To put these configuration bytes inside the arduino code we need that each byte have a 0x in front of it to indicate that its a hexadecimal code and split each byte with a coma. You can do it any way you want but I advise to just put some spaces before the ones on the left column and use a replace SPACE with ", 0x" at your prefered editor.

Now that you have your configurarion codes you can download the program and do 4 quick steps to adapt the code:
Code:http://code.google.com/p/ratoso/downloads/list


  1. Enter the number of configurations you have
  2. Enter the name of your configurations. Each name should have 8 caracters.
  3. Declare and add the the configuration with a unique name like in the example. Add a 0xff before the 0x55. That avoids some reading failures by the controller.
  4. Add a case for each configuration you have in the order and number they appear in step 2.

Now it's done. You just need to upload the code to your board and connect it to the controller as in the picture:


Also connect the module pins according to what's written in the back of the board. Connect VCC to the +5V pin, GND to GND pin, DIO to D3, CLK to D2 and STB0 at D4. Leave the rest not connected.


Finally I added some pictures and a video of it working. Note in the video that it also has some servo testing functionality. When doing this you should use external power and remove the red cable from the controller. If not the controller will probably not deliver the needed power and the board will reset.

video:
Automatic Controller Configurator using arduino and TM 1638 module (1 min 28 sec)

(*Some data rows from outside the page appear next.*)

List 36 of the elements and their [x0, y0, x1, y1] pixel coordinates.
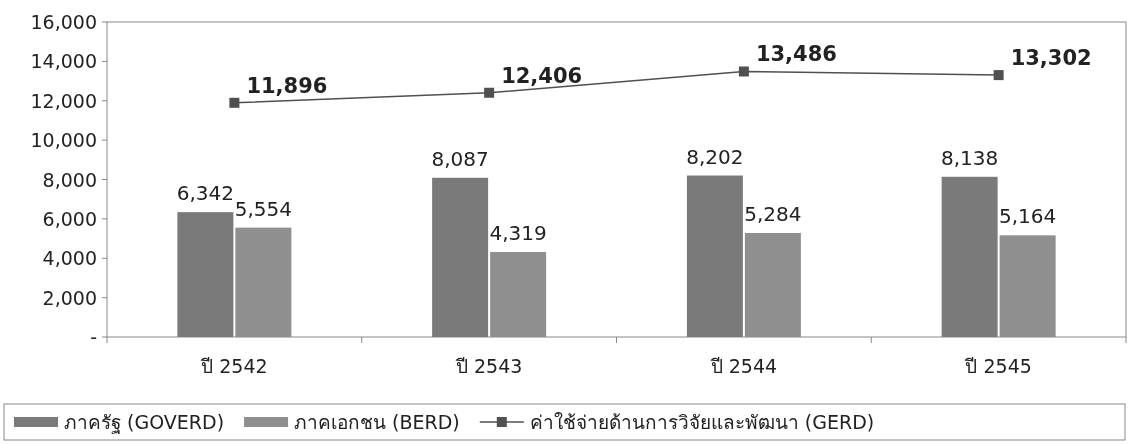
data-label: 5,554 — [234, 196, 293, 221]
data-label: 4,319 — [489, 220, 547, 245]
point — [993, 70, 1004, 81]
y-tick-label: 6,000 — [42, 207, 97, 230]
data-label: 5,164 — [998, 204, 1057, 229]
legend-label: ค่าใช้จ่ายด้านการวิจัยและพัฒนา (GERD) — [529, 411, 875, 433]
data-label: 5,284 — [744, 201, 802, 226]
bar — [432, 177, 489, 337]
legend-label: ภาคเอกชน (BERD) — [294, 411, 460, 433]
x-tick-label: ปี 2543 — [454, 355, 523, 377]
bar — [686, 175, 743, 337]
data-label: 8,202 — [686, 144, 744, 169]
y-tick-label: 14,000 — [30, 50, 97, 73]
y-tick-label: 16,000 — [30, 11, 97, 33]
y-tick-label: 2,000 — [42, 286, 97, 309]
y-tick-label: 12,000 — [30, 89, 97, 112]
data-label: 12,406 — [501, 63, 583, 88]
x-tick-label: ปี 2542 — [200, 355, 268, 377]
x-tick-label: ปี 2545 — [964, 355, 1032, 377]
legend-label: ภาครัฐ (GOVERD) — [64, 411, 225, 434]
y-tick-label: 8,000 — [42, 168, 97, 191]
bar — [177, 212, 234, 337]
point — [484, 87, 495, 98]
data-label: 11,896 — [246, 73, 328, 98]
point — [738, 66, 749, 77]
y-tick-label: 10,000 — [30, 129, 97, 152]
y-tick-label: 4,000 — [42, 247, 97, 270]
bar — [941, 176, 998, 337]
data-label: 8,138 — [940, 145, 999, 170]
data-label: 13,486 — [755, 42, 837, 67]
data-label: 13,302 — [1010, 46, 1092, 71]
x-tick-label: ปี 2544 — [709, 355, 778, 377]
y-tick-label: - — [90, 326, 97, 348]
data-label: 8,087 — [431, 146, 489, 171]
point — [229, 97, 240, 108]
data-label: 6,342 — [176, 181, 235, 206]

That's it. Hope you enjoy. Feel free to ask.
For the coding experts: Sorry for not doing anything dynamic. I did it in one night and wanted to do it quick to fly the next day and I don't have the time for now to go any further. I encourage anyone who has the skills to do it and post it back. Just to be sure I added a GPL license.
Last edited by rickehrle; Jan 07, 2012 at 09:34 PM.
Jan 08, 2012, 03:02 PM
Registered User
Quote:
Originally Posted by F-111 John
Next step is to get a decent program for the radio. I recommend HappyMan2009's software, but it is shareware. I haven't tried it, but charlesconklin has free software that others seem to really like.
Thanks, I'll have a look at both of those. I'm building a multicopter and I really don't know anything about the various configurations as yet. Lots of reading still to do!
Jan 08, 2012, 03:39 PM
R.I.P, Aardvark.
F-111 John's Avatar
Quote:
Originally Posted by iksbob
V1 radios came with the cable. I agree tho... Separating the two is idiocy.
Early V1 radios came with the cable, but Hobby King separated the radio and the cable even in V1 radios when they claimed to have a "Vista" ready cable and an "XP" ready cable, that turned out to be the same cable!

The Vista problem, of course, was in obtaining the proper drivers for the USB chipset in the cord.